The state saw record turnout in both voter registration and total voting numbers in the November General Election. Total votes came in at 4,413,388, while a record number of absentee votes tallied at more than two and a half million.
As of Wednesday, those voters along with every Virginian are now protected under the new Voting Rights Act of Virginia, signed into law by Gov. Ralph Northam. A release from Northam’s office says it makes Virginia the first state in the nation to implement a state-level version of a voting rights act.
It prohibits “any state or local policy from denying or restricting the right to vote of any Virginian simply because of their race, color, or membership in a language minority group."
“The act of voting is freedom, it’s power. That’s why it’s been weaponized since it began,” Newport News Del. Marcia Price said in a virtual news conference Thursday, who sponsored the House version of the bill.
Some of the changes included in the bill are:
- Prohibits discrimination in elections administration, requires local election officials to get feedback or pre-approval for voting changes
- Allows individuals to sue in cases of voter suppression
- Requires localities seek public comment or pre-approval from the Office of the Attorney General on any proposed voting changes
- Empowers the Attorney General to sue in cases of voter suppression
- Civil penalties awarded as a result of voting discrimination will go towards a newly-established Voter Education and Outreach Fund.
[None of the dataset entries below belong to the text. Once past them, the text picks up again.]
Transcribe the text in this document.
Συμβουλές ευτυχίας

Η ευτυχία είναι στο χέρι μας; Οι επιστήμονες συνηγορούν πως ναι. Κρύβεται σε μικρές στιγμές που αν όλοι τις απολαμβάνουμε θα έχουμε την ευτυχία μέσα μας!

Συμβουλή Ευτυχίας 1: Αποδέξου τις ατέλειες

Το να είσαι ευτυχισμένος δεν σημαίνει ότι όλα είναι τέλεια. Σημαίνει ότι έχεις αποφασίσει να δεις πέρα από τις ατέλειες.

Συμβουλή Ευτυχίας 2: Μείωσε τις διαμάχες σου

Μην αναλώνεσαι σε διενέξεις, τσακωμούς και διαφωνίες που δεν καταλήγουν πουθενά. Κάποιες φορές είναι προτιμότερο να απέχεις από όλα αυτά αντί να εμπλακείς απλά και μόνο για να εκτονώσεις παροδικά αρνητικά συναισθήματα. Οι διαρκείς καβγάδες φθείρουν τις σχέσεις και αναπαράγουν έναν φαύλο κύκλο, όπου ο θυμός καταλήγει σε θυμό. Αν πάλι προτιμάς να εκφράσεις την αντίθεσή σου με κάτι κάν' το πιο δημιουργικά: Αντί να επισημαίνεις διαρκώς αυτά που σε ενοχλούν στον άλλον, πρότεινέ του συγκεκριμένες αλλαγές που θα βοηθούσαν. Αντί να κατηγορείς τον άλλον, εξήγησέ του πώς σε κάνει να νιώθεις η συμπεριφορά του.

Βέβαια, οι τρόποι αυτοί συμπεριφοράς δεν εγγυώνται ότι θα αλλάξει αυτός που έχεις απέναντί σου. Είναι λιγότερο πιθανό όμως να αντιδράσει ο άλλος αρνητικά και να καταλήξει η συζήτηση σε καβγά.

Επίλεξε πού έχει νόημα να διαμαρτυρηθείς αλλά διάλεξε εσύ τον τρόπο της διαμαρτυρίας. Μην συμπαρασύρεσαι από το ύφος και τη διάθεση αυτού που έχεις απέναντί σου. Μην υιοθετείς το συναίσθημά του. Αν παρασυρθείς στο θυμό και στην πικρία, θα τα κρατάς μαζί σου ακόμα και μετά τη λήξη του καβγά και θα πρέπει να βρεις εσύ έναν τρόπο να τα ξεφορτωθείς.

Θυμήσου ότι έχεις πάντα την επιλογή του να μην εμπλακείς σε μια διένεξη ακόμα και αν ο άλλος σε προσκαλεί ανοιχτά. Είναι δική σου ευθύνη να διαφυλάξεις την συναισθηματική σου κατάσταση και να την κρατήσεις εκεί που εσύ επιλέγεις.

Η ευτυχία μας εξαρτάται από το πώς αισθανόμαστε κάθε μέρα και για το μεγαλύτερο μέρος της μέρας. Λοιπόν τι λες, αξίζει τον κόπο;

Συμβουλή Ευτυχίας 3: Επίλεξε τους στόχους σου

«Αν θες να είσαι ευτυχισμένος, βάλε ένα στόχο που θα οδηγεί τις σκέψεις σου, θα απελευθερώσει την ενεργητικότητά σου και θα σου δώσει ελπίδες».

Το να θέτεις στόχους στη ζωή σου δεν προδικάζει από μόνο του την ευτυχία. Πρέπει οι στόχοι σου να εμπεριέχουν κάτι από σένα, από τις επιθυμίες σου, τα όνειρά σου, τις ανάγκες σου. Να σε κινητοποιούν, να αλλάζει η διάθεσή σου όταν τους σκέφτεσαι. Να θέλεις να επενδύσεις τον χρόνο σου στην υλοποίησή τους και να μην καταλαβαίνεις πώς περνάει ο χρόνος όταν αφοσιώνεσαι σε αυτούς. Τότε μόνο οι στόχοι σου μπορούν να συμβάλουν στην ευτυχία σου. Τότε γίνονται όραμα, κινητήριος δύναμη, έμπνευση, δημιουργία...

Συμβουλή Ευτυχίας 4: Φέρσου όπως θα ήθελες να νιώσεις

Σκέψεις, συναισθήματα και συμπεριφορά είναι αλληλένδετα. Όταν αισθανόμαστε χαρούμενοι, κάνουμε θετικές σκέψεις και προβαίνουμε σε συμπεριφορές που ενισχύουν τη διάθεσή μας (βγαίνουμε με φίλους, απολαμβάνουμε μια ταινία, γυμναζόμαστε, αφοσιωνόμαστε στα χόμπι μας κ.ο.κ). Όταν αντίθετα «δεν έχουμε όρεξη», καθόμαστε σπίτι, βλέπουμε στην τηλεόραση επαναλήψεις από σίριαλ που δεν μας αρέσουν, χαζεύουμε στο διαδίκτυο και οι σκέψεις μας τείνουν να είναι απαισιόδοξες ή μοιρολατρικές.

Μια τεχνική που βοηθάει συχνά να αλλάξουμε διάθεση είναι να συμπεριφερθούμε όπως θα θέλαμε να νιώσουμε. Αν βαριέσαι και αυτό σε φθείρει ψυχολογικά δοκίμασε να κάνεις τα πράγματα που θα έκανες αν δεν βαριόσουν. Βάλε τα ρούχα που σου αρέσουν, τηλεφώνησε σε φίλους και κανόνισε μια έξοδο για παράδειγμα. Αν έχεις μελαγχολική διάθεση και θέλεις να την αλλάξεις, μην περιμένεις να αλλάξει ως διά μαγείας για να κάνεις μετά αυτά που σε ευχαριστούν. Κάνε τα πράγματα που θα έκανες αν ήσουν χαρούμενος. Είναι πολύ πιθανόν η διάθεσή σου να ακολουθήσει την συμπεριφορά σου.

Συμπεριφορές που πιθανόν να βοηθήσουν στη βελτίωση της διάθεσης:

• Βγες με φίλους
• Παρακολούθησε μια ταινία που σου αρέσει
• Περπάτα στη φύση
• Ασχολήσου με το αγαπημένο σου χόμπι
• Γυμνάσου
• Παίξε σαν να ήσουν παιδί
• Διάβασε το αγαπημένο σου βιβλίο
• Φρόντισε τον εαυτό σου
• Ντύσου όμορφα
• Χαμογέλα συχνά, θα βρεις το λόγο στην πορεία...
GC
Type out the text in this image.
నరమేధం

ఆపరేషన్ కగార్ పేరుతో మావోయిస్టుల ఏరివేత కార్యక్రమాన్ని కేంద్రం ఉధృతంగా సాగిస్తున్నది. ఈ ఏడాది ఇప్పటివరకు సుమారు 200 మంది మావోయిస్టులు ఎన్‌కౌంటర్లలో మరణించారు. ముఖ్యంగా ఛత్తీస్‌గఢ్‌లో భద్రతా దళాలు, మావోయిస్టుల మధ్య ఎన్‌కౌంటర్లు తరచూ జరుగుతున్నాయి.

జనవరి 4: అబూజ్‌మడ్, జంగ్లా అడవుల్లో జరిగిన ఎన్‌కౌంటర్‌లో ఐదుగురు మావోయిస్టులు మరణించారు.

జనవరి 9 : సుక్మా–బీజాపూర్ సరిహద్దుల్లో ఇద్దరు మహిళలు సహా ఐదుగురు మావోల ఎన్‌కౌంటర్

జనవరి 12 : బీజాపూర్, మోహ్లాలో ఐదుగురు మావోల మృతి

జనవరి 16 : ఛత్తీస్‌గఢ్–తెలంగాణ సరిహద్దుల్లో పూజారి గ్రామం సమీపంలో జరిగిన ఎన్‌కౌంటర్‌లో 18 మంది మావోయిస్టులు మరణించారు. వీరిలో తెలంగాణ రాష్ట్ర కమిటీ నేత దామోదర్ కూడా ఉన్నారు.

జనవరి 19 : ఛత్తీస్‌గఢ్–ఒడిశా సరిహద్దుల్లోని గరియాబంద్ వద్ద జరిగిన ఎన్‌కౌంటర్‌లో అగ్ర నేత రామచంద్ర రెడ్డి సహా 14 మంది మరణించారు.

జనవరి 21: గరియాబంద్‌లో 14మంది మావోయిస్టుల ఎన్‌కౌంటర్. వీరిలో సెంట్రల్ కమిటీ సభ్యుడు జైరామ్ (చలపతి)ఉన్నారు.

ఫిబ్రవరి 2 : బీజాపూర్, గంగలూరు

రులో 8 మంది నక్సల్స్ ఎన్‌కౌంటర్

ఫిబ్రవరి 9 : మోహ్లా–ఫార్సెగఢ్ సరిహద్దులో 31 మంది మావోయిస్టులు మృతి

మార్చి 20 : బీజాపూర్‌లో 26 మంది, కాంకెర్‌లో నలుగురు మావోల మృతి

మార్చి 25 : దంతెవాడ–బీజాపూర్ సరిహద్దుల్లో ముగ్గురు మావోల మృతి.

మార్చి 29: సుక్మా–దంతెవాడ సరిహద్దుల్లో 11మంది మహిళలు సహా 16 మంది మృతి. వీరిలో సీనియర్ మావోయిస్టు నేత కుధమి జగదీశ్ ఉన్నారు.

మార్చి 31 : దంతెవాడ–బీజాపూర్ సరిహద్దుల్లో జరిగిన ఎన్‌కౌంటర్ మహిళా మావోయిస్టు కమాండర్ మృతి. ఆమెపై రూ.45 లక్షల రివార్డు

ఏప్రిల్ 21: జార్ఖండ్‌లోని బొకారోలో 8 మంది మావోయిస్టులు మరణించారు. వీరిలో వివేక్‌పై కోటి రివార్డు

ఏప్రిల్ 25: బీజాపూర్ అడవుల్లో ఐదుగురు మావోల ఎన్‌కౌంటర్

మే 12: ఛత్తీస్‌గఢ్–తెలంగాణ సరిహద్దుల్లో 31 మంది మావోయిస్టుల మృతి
“It gives us express authority to go in and protect people’s voting rights,” Attorney General Mark Herring told 13News Now in a virtual interview Thursday. “If a local practice or something else infringes on somebody’s voting rights it gives us clear authority to go in and go to court to protect that person’s right to vote.”
It also ensures voting materials be provided in foreign languages as needed.
These provisions, awaiting the final clearance from lawmakers after several technical amendments, would go into effect in September of this year.
This news comes weeks after Gov. Northam restored the voting rights of nearly 70,000 formerly incarcerated Virginians.